I agree with this and i would like to add: when i feel that all the responsabilities are mine (the pets, the house......) I love my pets with all my heart but i didnt adopt them to be alone, I adopt them to be a family.
 
That feeling I get when I come home to a weekend that I will spend alone. The feeling that nobody is there except for me. The feeling that I have no one to share my life with at all. Emptiness. It feels like emptiness.

Like I have nothing to really look forward to. Like there are no positive emotions. No one to talk to. No one who understands. No one to share my thoughts and feelings with. Just utterly alone. No one to go on adventures with. No one to grow with. No one to share all the experiences that life has to offer with.

It's horrible. Its an absolutely horrible emotion. It's torture.

My life has a lack of intimate connection. I can only show so much of my hand to my co-workers. I can't show anyone who I really am. I can't be loved for who I am. I can't be accepted for who I am by anyone else, because there is no one else.

It feels like a part of me is utterly empty and void.
 
what? loneliness? ahhh i don't know what it is? because my mom never had teached me about sadness or loneliness i only know how to feel ok and give smile even im broken.
 
Hey maybe it will improve....you have a dementor....I have a acquired an isolation monkey pretty sure their are a number of variations on the same theme...feeding these parasites is one of the main problems.
 
Loneliness...I feel lonely when I can't speak what is in mind, I feel lonely when I remember my last few friends, I feel lonely late in the night when all voices go down except which is in head, I feel only when I think how people betrayed me for their own gain, I feel lonely when I write the stories of mylife in a piece of paper and burn it later. There are so many things that make me feel lonely but the extremely loneliness comes from ignorance by ignorance, when you say something and they don't have a single moment to listen to it.
 
Loneliness to me is isolation. I can't be the only one this isolated... A truly isolated individuals life is rocky. Like MJ or often myself...
 
Having nobody to talk to and realising in some moments there is no way of talking to anyone like being alone home in my room.

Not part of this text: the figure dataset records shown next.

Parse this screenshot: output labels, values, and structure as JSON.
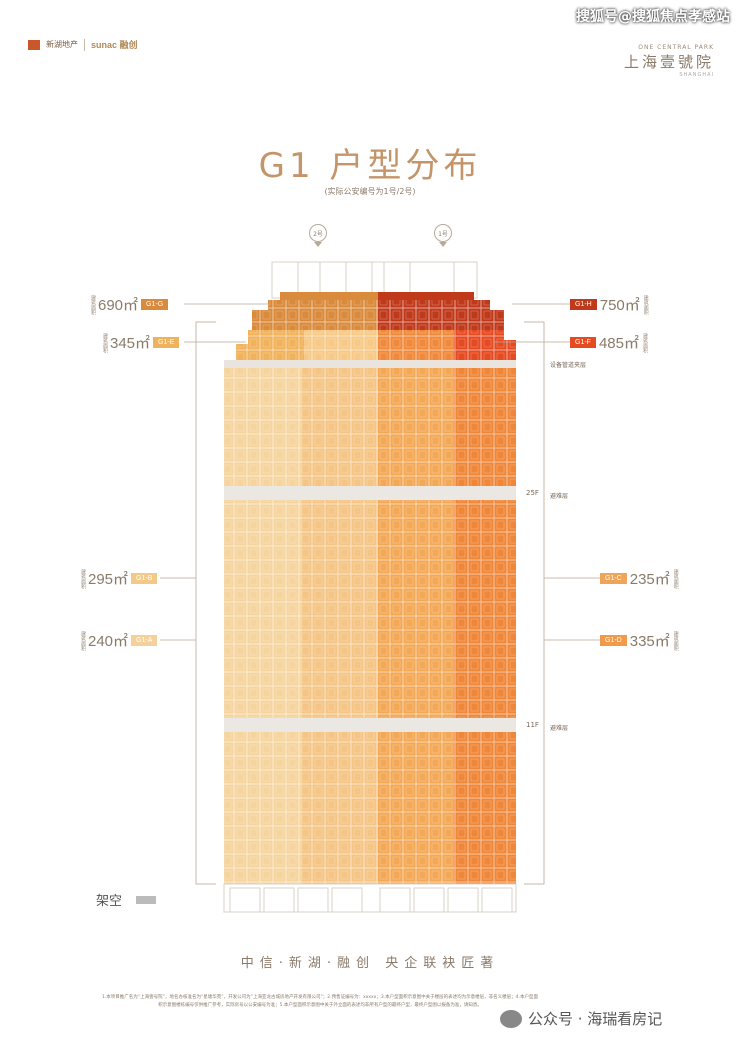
{
  "watermark": "搜狐号@搜狐焦点孝感站",
  "logos": {
    "xinhu": "新湖地产",
    "sunac": "sunac 融创"
  },
  "project": {
    "en": "ONE CENTRAL PARK",
    "cn": "上海壹號院",
    "sub": "SHANGHAI"
  },
  "title": "G1 户型分布",
  "subtitle": "(实际公安编号为1号/2号)",
  "pins": {
    "left": "2号",
    "right": "1号"
  },
  "left_labels": [
    {
      "area": "690㎡",
      "tag": "G1-G",
      "color": "#d98a3a",
      "small": "建筑面积"
    },
    {
      "area": "345㎡",
      "tag": "G1-E",
      "color": "#f0b25a",
      "small": "建筑面积"
    },
    {
      "area": "295㎡",
      "tag": "G1-B",
      "color": "#f3c98a",
      "small": "建筑面积"
    },
    {
      "area": "240㎡",
      "tag": "G1-A",
      "color": "#f5d09a",
      "small": "建筑面积"
    }
  ],
  "right_labels": [
    {
      "area": "750㎡",
      "tag": "G1-H",
      "color": "#c0391b",
      "small": "建筑面积"
    },
    {
      "area": "485㎡",
      "tag": "G1-F",
      "color": "#e54a20",
      "small": "建筑面积"
    },
    {
      "area": "235㎡",
      "tag": "G1-C",
      "color": "#f0a45a",
      "small": "建筑面积"
    },
    {
      "area": "335㎡",
      "tag": "G1-D",
      "color": "#f29a4a",
      "small": "建筑面积"
    }
  ],
  "floors": {
    "f25": "25F",
    "f11": "11F",
    "equipment": "设备管道夹层",
    "refuge": "避难层"
  },
  "stilt": "架空",
  "slogan": "中信·新湖·融创 央企联袂匠著",
  "disclaimer": "1.本项目推广名为“上海壹号院”，地名办核准名为“星塘华苑”，开发公司为“上海亚龙古城房地产开发有限公司”；2.预售证编号为：xxxxx；3.本户型面积示意图中关于楼层的表述均为示意楼层，非名义楼层；4.本户型面积示意图楼栋编号仅供推广参考，实际房号以公安编号为准；5.本户型面积示意图中关于外立面的表述均非所有户型的最终户型，最终户型图以报备为准，请知悉。",
  "wechat": "公众号 · 海瑞看房记"
}
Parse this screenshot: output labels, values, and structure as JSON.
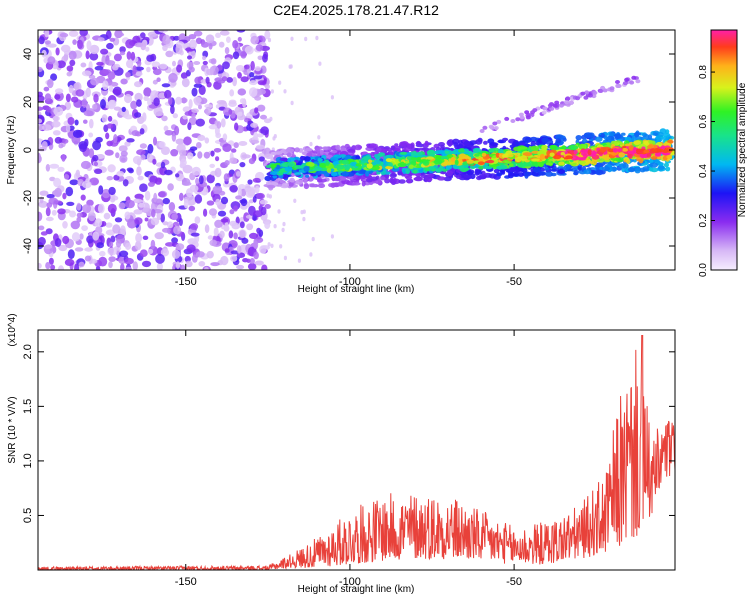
{
  "title": "C2E4.2025.178.21.47.R12",
  "colors": {
    "line": "#e8413a",
    "frame": "#000000"
  },
  "chart_data": [
    {
      "type": "heatmap",
      "xlabel": "Height of straight line (km)",
      "ylabel": "Frequency (Hz)",
      "xlim": [
        -195,
        -1
      ],
      "ylim": [
        -50,
        50
      ],
      "x_ticks": [
        -150,
        -100,
        -50
      ],
      "y_ticks": [
        -40,
        -20,
        0,
        20,
        40
      ],
      "colorbar": {
        "label": "Normalized spectral amplitude",
        "range": [
          0,
          0.97
        ],
        "ticks": [
          0.0,
          0.2,
          0.4,
          0.6,
          0.8
        ],
        "colormap": "rainbow"
      },
      "regions": {
        "noise_x_range": [
          -195,
          -125
        ],
        "noise_y_range": [
          -50,
          50
        ],
        "noise_level": [
          0.05,
          0.28
        ],
        "main_band_x_range": [
          -125,
          -2
        ],
        "main_band_freq_start": -8,
        "main_band_freq_end": 0,
        "main_band_amp_start": 0.3,
        "main_band_amp_end": 0.92,
        "harmonic_x_range": [
          -60,
          -12
        ],
        "harmonic_freq_start": 8,
        "harmonic_freq_end": 30
      }
    },
    {
      "type": "line",
      "xlabel": "Height of straight line (km)",
      "ylabel": "SNR (10 * V/V)",
      "y_scale_label": "(x10^4)",
      "xlim": [
        -195,
        -1
      ],
      "ylim": [
        0,
        2.2
      ],
      "x_ticks": [
        -150,
        -100,
        -50
      ],
      "y_ticks": [
        0.5,
        1.0,
        1.5,
        2.0
      ],
      "grid": false,
      "series": [
        {
          "envelope": [
            {
              "x": -195,
              "low": 0.0,
              "high": 0.03
            },
            {
              "x": -125,
              "low": 0.0,
              "high": 0.04
            },
            {
              "x": -118,
              "low": 0.02,
              "high": 0.15
            },
            {
              "x": -110,
              "low": 0.02,
              "high": 0.3
            },
            {
              "x": -100,
              "low": 0.05,
              "high": 0.55
            },
            {
              "x": -90,
              "low": 0.08,
              "high": 0.7
            },
            {
              "x": -80,
              "low": 0.1,
              "high": 0.72
            },
            {
              "x": -70,
              "low": 0.1,
              "high": 0.7
            },
            {
              "x": -60,
              "low": 0.08,
              "high": 0.55
            },
            {
              "x": -50,
              "low": 0.05,
              "high": 0.4
            },
            {
              "x": -40,
              "low": 0.05,
              "high": 0.45
            },
            {
              "x": -30,
              "low": 0.1,
              "high": 0.6
            },
            {
              "x": -22,
              "low": 0.15,
              "high": 0.9
            },
            {
              "x": -18,
              "low": 0.2,
              "high": 1.6
            },
            {
              "x": -12,
              "low": 0.3,
              "high": 2.1
            },
            {
              "x": -8,
              "low": 0.5,
              "high": 1.2
            },
            {
              "x": -4,
              "low": 0.8,
              "high": 1.45
            },
            {
              "x": -1,
              "low": 0.9,
              "high": 1.35
            }
          ],
          "peak": {
            "x": -11,
            "y": 2.15
          }
        }
      ]
    }
  ]
}
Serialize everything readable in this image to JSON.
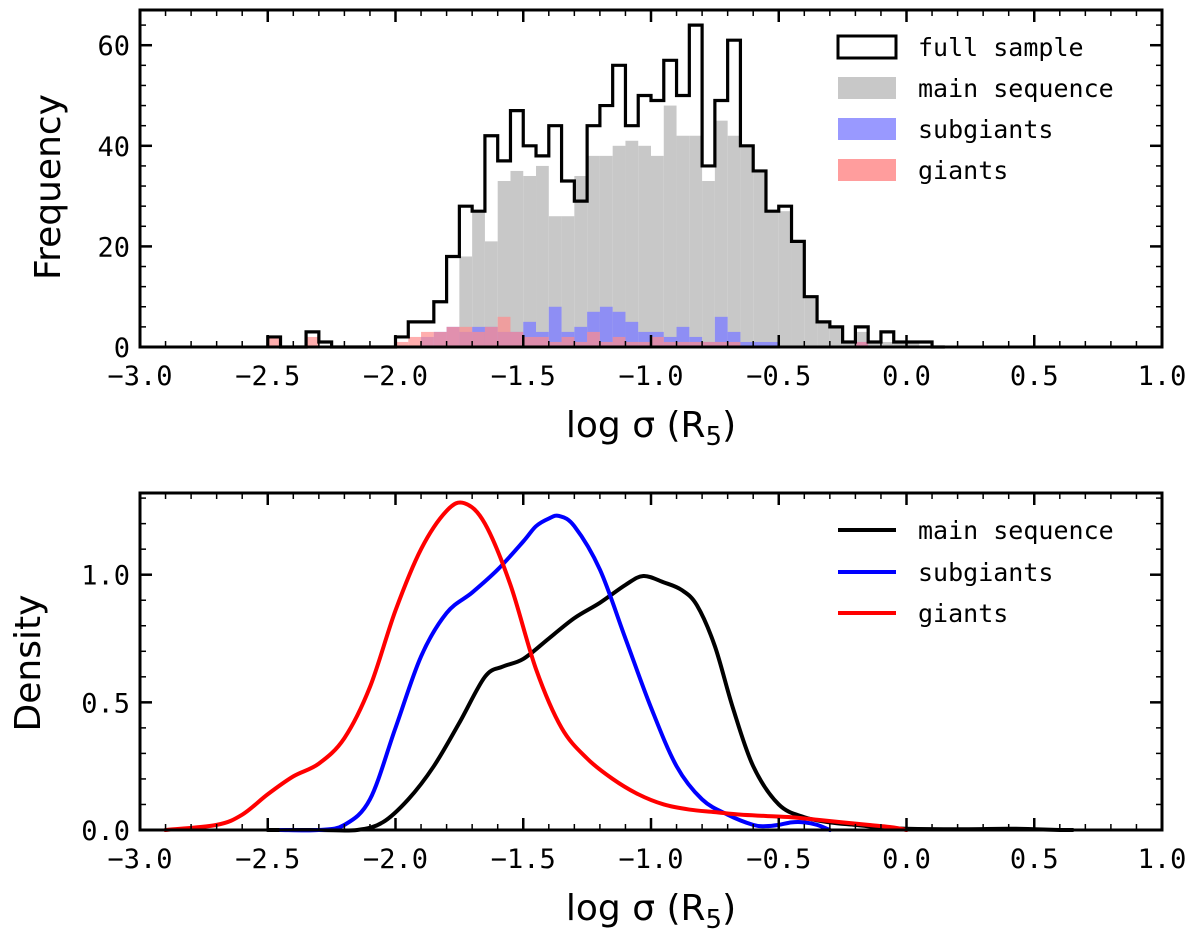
{
  "colors": {
    "full_sample": "#000000",
    "main_sequence_fill": "#c8c8c8",
    "subgiants_fill": "#8080ff",
    "giants_fill": "#ff8c8c",
    "main_sequence_line": "#000000",
    "subgiants_line": "#0000ff",
    "giants_line": "#ff0000"
  },
  "chart_data": [
    {
      "type": "bar",
      "subtype": "histogram",
      "ylabel": "Frequency",
      "xlabel": "log σ (R",
      "xlabel_subscript": "5",
      "xlabel_close": ")",
      "xlim": [
        -3.0,
        1.0
      ],
      "ylim": [
        0,
        67
      ],
      "xticks": [
        -3.0,
        -2.5,
        -2.0,
        -1.5,
        -1.0,
        -0.5,
        0.0,
        0.5,
        1.0
      ],
      "xtick_labels": [
        "−3.0",
        "−2.5",
        "−2.0",
        "−1.5",
        "−1.0",
        "−0.5",
        "0.0",
        "0.5",
        "1.0"
      ],
      "yticks": [
        0,
        20,
        40,
        60
      ],
      "ytick_labels": [
        "0",
        "20",
        "40",
        "60"
      ],
      "legend_position": "top-right",
      "legend": [
        {
          "label": "full sample",
          "style": "step"
        },
        {
          "label": "main sequence",
          "style": "fill"
        },
        {
          "label": "subgiants",
          "style": "fill"
        },
        {
          "label": "giants",
          "style": "fill"
        }
      ],
      "bin_start": -2.5,
      "bin_width": 0.05,
      "series": [
        {
          "name": "full sample",
          "values": [
            2,
            0,
            0,
            3,
            1,
            0,
            0,
            0,
            0,
            0,
            2,
            5,
            5,
            9,
            18,
            28,
            27,
            42,
            37,
            47,
            40,
            38,
            44,
            33,
            29,
            44,
            48,
            56,
            44,
            50,
            49,
            57,
            50,
            64,
            36,
            49,
            61,
            40,
            35,
            27,
            28,
            21,
            10,
            5,
            4,
            1,
            4,
            1,
            3,
            1,
            1,
            1,
            0
          ]
        },
        {
          "name": "main sequence",
          "values": [
            0,
            0,
            0,
            0,
            0,
            0,
            0,
            0,
            0,
            0,
            0,
            0,
            0,
            0,
            0,
            18,
            27,
            21,
            33,
            35,
            34,
            36,
            26,
            26,
            34,
            38,
            38,
            40,
            41,
            40,
            38,
            48,
            42,
            42,
            33,
            45,
            42,
            40,
            35,
            27,
            27,
            21,
            10,
            5,
            4,
            1,
            3,
            1,
            1,
            1,
            1,
            0,
            0
          ]
        },
        {
          "name": "subgiants",
          "values": [
            0,
            0,
            0,
            0,
            0,
            0,
            0,
            0,
            0,
            0,
            0,
            0,
            2,
            3,
            4,
            3,
            4,
            4,
            3,
            3,
            5,
            3,
            8,
            3,
            4,
            7,
            8,
            7,
            5,
            3,
            3,
            2,
            4,
            2,
            1,
            6,
            3,
            1,
            1,
            1,
            0,
            0,
            0,
            0,
            0,
            0,
            1,
            0,
            0,
            0,
            0,
            0,
            0
          ]
        },
        {
          "name": "giants",
          "values": [
            2,
            0,
            0,
            2,
            0,
            0,
            0,
            0,
            0,
            0,
            1,
            2,
            3,
            3,
            4,
            4,
            3,
            4,
            6,
            3,
            2,
            2,
            1,
            2,
            1,
            3,
            1,
            2,
            1,
            1,
            2,
            1,
            1,
            1,
            1,
            1,
            1,
            0,
            0,
            0,
            0,
            0,
            0,
            0,
            0,
            0,
            1,
            0,
            0,
            0,
            0,
            0,
            0
          ]
        }
      ]
    },
    {
      "type": "line",
      "subtype": "kde",
      "ylabel": "Density",
      "xlabel": "log σ (R",
      "xlabel_subscript": "5",
      "xlabel_close": ")",
      "xlim": [
        -3.0,
        1.0
      ],
      "ylim": [
        0,
        1.32
      ],
      "xticks": [
        -3.0,
        -2.5,
        -2.0,
        -1.5,
        -1.0,
        -0.5,
        0.0,
        0.5,
        1.0
      ],
      "xtick_labels": [
        "−3.0",
        "−2.5",
        "−2.0",
        "−1.5",
        "−1.0",
        "−0.5",
        "0.0",
        "0.5",
        "1.0"
      ],
      "yticks": [
        0,
        0.5,
        1.0
      ],
      "ytick_labels": [
        "0.0",
        "0.5",
        "1.0"
      ],
      "legend_position": "top-right",
      "legend": [
        {
          "label": "main sequence",
          "style": "line"
        },
        {
          "label": "subgiants",
          "style": "line"
        },
        {
          "label": "giants",
          "style": "line"
        }
      ],
      "series": [
        {
          "name": "main sequence",
          "x": [
            -2.5,
            -2.3,
            -2.15,
            -2.05,
            -1.95,
            -1.85,
            -1.75,
            -1.65,
            -1.58,
            -1.5,
            -1.4,
            -1.3,
            -1.2,
            -1.1,
            -1.03,
            -0.95,
            -0.88,
            -0.82,
            -0.75,
            -0.68,
            -0.6,
            -0.5,
            -0.4,
            -0.3,
            -0.2,
            -0.1,
            0.0,
            0.2,
            0.4,
            0.5,
            0.6,
            0.65
          ],
          "y": [
            0.0,
            0.0,
            0.0,
            0.03,
            0.12,
            0.25,
            0.42,
            0.6,
            0.64,
            0.67,
            0.75,
            0.83,
            0.89,
            0.96,
            0.995,
            0.97,
            0.94,
            0.88,
            0.72,
            0.48,
            0.25,
            0.1,
            0.05,
            0.03,
            0.02,
            0.01,
            0.005,
            0.003,
            0.005,
            0.003,
            0.0,
            0.0
          ]
        },
        {
          "name": "subgiants",
          "x": [
            -2.45,
            -2.3,
            -2.2,
            -2.1,
            -2.0,
            -1.9,
            -1.8,
            -1.7,
            -1.6,
            -1.5,
            -1.45,
            -1.4,
            -1.36,
            -1.3,
            -1.2,
            -1.1,
            -1.0,
            -0.9,
            -0.8,
            -0.7,
            -0.6,
            -0.55,
            -0.5,
            -0.45,
            -0.4,
            -0.35,
            -0.3
          ],
          "y": [
            0.0,
            0.0,
            0.02,
            0.12,
            0.4,
            0.68,
            0.85,
            0.93,
            1.02,
            1.13,
            1.19,
            1.22,
            1.23,
            1.19,
            1.02,
            0.75,
            0.48,
            0.25,
            0.12,
            0.06,
            0.02,
            0.015,
            0.02,
            0.03,
            0.03,
            0.02,
            0.0
          ]
        },
        {
          "name": "giants",
          "x": [
            -2.9,
            -2.7,
            -2.6,
            -2.5,
            -2.4,
            -2.3,
            -2.2,
            -2.1,
            -2.0,
            -1.9,
            -1.8,
            -1.73,
            -1.65,
            -1.55,
            -1.45,
            -1.35,
            -1.25,
            -1.15,
            -1.05,
            -0.95,
            -0.85,
            -0.75,
            -0.65,
            -0.55,
            -0.45,
            -0.35,
            -0.25,
            -0.15,
            -0.05,
            0.0
          ],
          "y": [
            0.0,
            0.02,
            0.06,
            0.14,
            0.21,
            0.26,
            0.36,
            0.56,
            0.86,
            1.1,
            1.25,
            1.28,
            1.2,
            0.96,
            0.63,
            0.4,
            0.28,
            0.2,
            0.14,
            0.1,
            0.08,
            0.07,
            0.06,
            0.055,
            0.05,
            0.04,
            0.03,
            0.02,
            0.01,
            0.0
          ]
        }
      ]
    }
  ]
}
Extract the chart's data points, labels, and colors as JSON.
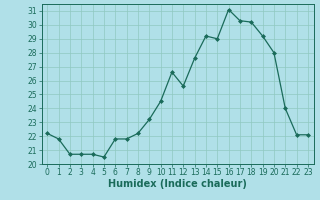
{
  "x": [
    0,
    1,
    2,
    3,
    4,
    5,
    6,
    7,
    8,
    9,
    10,
    11,
    12,
    13,
    14,
    15,
    16,
    17,
    18,
    19,
    20,
    21,
    22,
    23
  ],
  "y": [
    22.2,
    21.8,
    20.7,
    20.7,
    20.7,
    20.5,
    21.8,
    21.8,
    22.2,
    23.2,
    24.5,
    26.6,
    25.6,
    27.6,
    29.2,
    29.0,
    31.1,
    30.3,
    30.2,
    29.2,
    28.0,
    24.0,
    22.1,
    22.1
  ],
  "xlabel": "Humidex (Indice chaleur)",
  "ylim": [
    20,
    31.5
  ],
  "xlim": [
    -0.5,
    23.5
  ],
  "yticks": [
    20,
    21,
    22,
    23,
    24,
    25,
    26,
    27,
    28,
    29,
    30,
    31
  ],
  "xticks": [
    0,
    1,
    2,
    3,
    4,
    5,
    6,
    7,
    8,
    9,
    10,
    11,
    12,
    13,
    14,
    15,
    16,
    17,
    18,
    19,
    20,
    21,
    22,
    23
  ],
  "line_color": "#1a6b5a",
  "marker": "D",
  "marker_size": 2.0,
  "bg_color": "#b0e0e8",
  "grid_color": "#90c8c0",
  "tick_label_fontsize": 5.5,
  "xlabel_fontsize": 7.0
}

Going through life without a significant other. I want to get into regularly dating people and finding someone, but modern dating is a bloody hell hole. I think its a measure of loneliness, we all just want to be held and wanted.
 
Loneliness is when the one doesn't have any special ''deeper'' connections with anyone. It's like you're alone by yourself in this huge universe, just being here for a tiny amount of time and then leaving without anyone remembering you... Like you're meaningless and just air, basically.
 
Loneliness to me ...


When I wake up and have no messages on my phone, or when, during holidays, or any day really, I notice no one talks to me, no one asks me how I am doing, or asks me anything for that matter. If I don't start a conversation, people just don't notice me. I hate it, it happens all the time, it worsens my depression, it makes me paranoid. Loneliness is also the moment when I realise that when I die, besides my blood family and maybe one or two other people on the world, no one would notice or care I'm gone. Loneliness is the feeling of not mattering to anyone, a feeling I have more often than not.